For Bud Selig, there is a light at the end of the tunnel

25 Years In Exile: TJ Quinn On Pete Rose
25 Years In Exile: TJ Quinn On Pete Rose

College Contributor Network

Sunday will hold a polarizing place in Major League Baseball history. For those of the modern era, they will remember it as the day the New York Yankees sent the captain, "Mr. November," No. 2, into the realm of immortality. The day the man who represented the game right for nearly 20 years absorbed the culmination of adoration and admiration from all throughout baseball, certifying his status as "the face" of the sport.

But he does not stand alone in holding this day significant to his career. Because another man on his way out of baseball saw his tenure as figurehead start this very day 22 years ago.

MLB Commissioner Fay Vincent faced heavy criticism from the league's owners in 1992 for the growing salaries of ballplayers and failed promises of profits for their individual entities. With that, an 18-9 vote of no confidence forced him to resign, leading one Allan Huber "Bud" Selig to take command as acting commissioner.

Selig served in this role until his actual tenure as the ninth Commissioner of Major League Baseball began on July 9, 1998, but his legacy, for better or for worse, began long before that. Many will note the introduction of revenue sharing and the World Baseball Classic as innovations of the departing commissioner.

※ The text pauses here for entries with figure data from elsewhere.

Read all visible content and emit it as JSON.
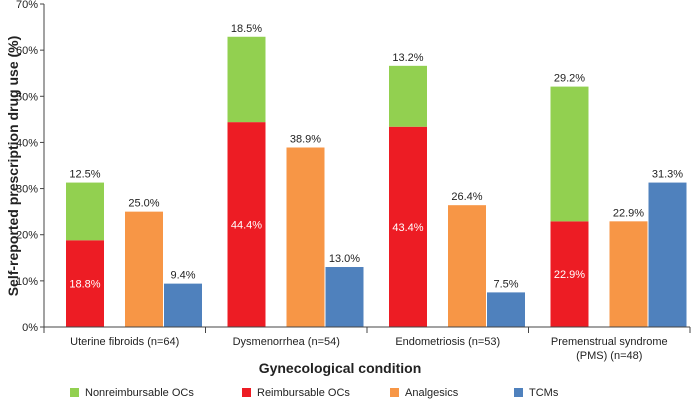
{
  "chart_data": {
    "type": "bar",
    "stacked_first_group": true,
    "ylabel": "Self-reported prescription drug use (%)",
    "xlabel": "Gynecological condition",
    "ylim": [
      0,
      70
    ],
    "yticks": [
      "0%",
      "10%",
      "20%",
      "30%",
      "40%",
      "50%",
      "60%",
      "70%"
    ],
    "categories": [
      [
        "Uterine fibroids (n=64)"
      ],
      [
        "Dysmenorrhea (n=54)"
      ],
      [
        "Endometriosis (n=53)"
      ],
      [
        "Premenstrual syndrome",
        "(PMS) (n=48)"
      ]
    ],
    "series": [
      {
        "name": "Nonreimbursable OCs",
        "color": "#92d050",
        "values": [
          12.5,
          18.5,
          13.2,
          29.2
        ],
        "labels": [
          "12.5%",
          "18.5%",
          "13.2%",
          "29.2%"
        ]
      },
      {
        "name": "Reimbursable OCs",
        "color": "#ed1c24",
        "values": [
          18.8,
          44.4,
          43.4,
          22.9
        ],
        "labels": [
          "18.8%",
          "44.4%",
          "43.4%",
          "22.9%"
        ]
      },
      {
        "name": "Analgesics",
        "color": "#f79646",
        "values": [
          25.0,
          38.9,
          26.4,
          22.9
        ],
        "labels": [
          "25.0%",
          "38.9%",
          "26.4%",
          "22.9%"
        ]
      },
      {
        "name": "TCMs",
        "color": "#4f81bd",
        "values": [
          9.4,
          13.0,
          7.5,
          31.3
        ],
        "labels": [
          "9.4%",
          "13.0%",
          "7.5%",
          "31.3%"
        ]
      }
    ]
  }
}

But before Robert Manfred takes over as the new man in charge, it is imperative to look at what Selig can do before he says farewell.

Own up to the Steroid Era

"I don't want to hear the commissioner turned a blind eye to this or he didn't care about it," Selig said to Newsday in 2009.

"That annoys the you-know-what out of me. You bet I'm sensitive to the criticism."

Perhaps the greatest taint of all for Selig is the Steroid Era, a period of time which portrays the most obvious case of irony perhaps ever seen in sports. As the players used performance-enhancers to improve their offensive output, Selig's sport was the beneficiary of the drugs as displayed by revenue growths of nearly 300 percent.

Whether one believes Selig turned a blind eye to the drugs or was merely unaware, it is hard to argue against the fact his game thrived when the illegal substances fueled it.

Before his tenure is over, an admission of fault, whether conscious of it or not, would be honorable on his behalf. While it would never make up for what happened to the game's legacy, acceptance of a certain degree of responsibility would certain help his own.

Pardon Pete Rose

The fans are ready. The Hall of Fame is ready. Pete Rose is ready. The only one who appears not to be is Mr. Selig himself.

Reality speaks a hard truth sometimes, and in this case, it may be one for the commissioner. Is Pete Rose guilty of gambling on baseball and lying about it for nearly two decades? Certainly. But a large degree of forgiveness has been given by the people, and in the grand scheme of other events in Selig's tenure (see the aforementioned Steroid Era), reconciliation with Rose would dwarf in comparison.

The first step was taken just more than a year into his commissionership when he allowed Rose to be a part of the All-Century Team at the 1999 MLB All-Star Game and appear before the fans. Now, their arms are wide open for a return to where he belongs: Baseball immortality.

"I'm going to do what I think is right. I have five months to think about it. So it is under advisement," Selig recently said regarding the manner.

Now it is just a matter of what exactly is right.

Help Manfred build a new generation

Selig and company took a major stride in appealing to a new generation, one that demands efficiency through technology, with the acceptance of full-scale instant replay for the 2014 season. While the system has certainly not been without controversy, it's at least a first step in the right direction towards modernizing the game.

The average age of a Major League Baseball fan is just below 55, a significant blow to a sport that claims to have its roots in American history. Manfred has his work cut out for him, but the 80-year-old Selig must use his final months to create a new infrastructure for the sport that will allow for more universal appeal.

And this is, perhaps, where Jeter and Selig tie together. Both men will leave, but will a new generation join the Major League bandwagon?

Commissioner Manfred, the stitched-ball is in your glove.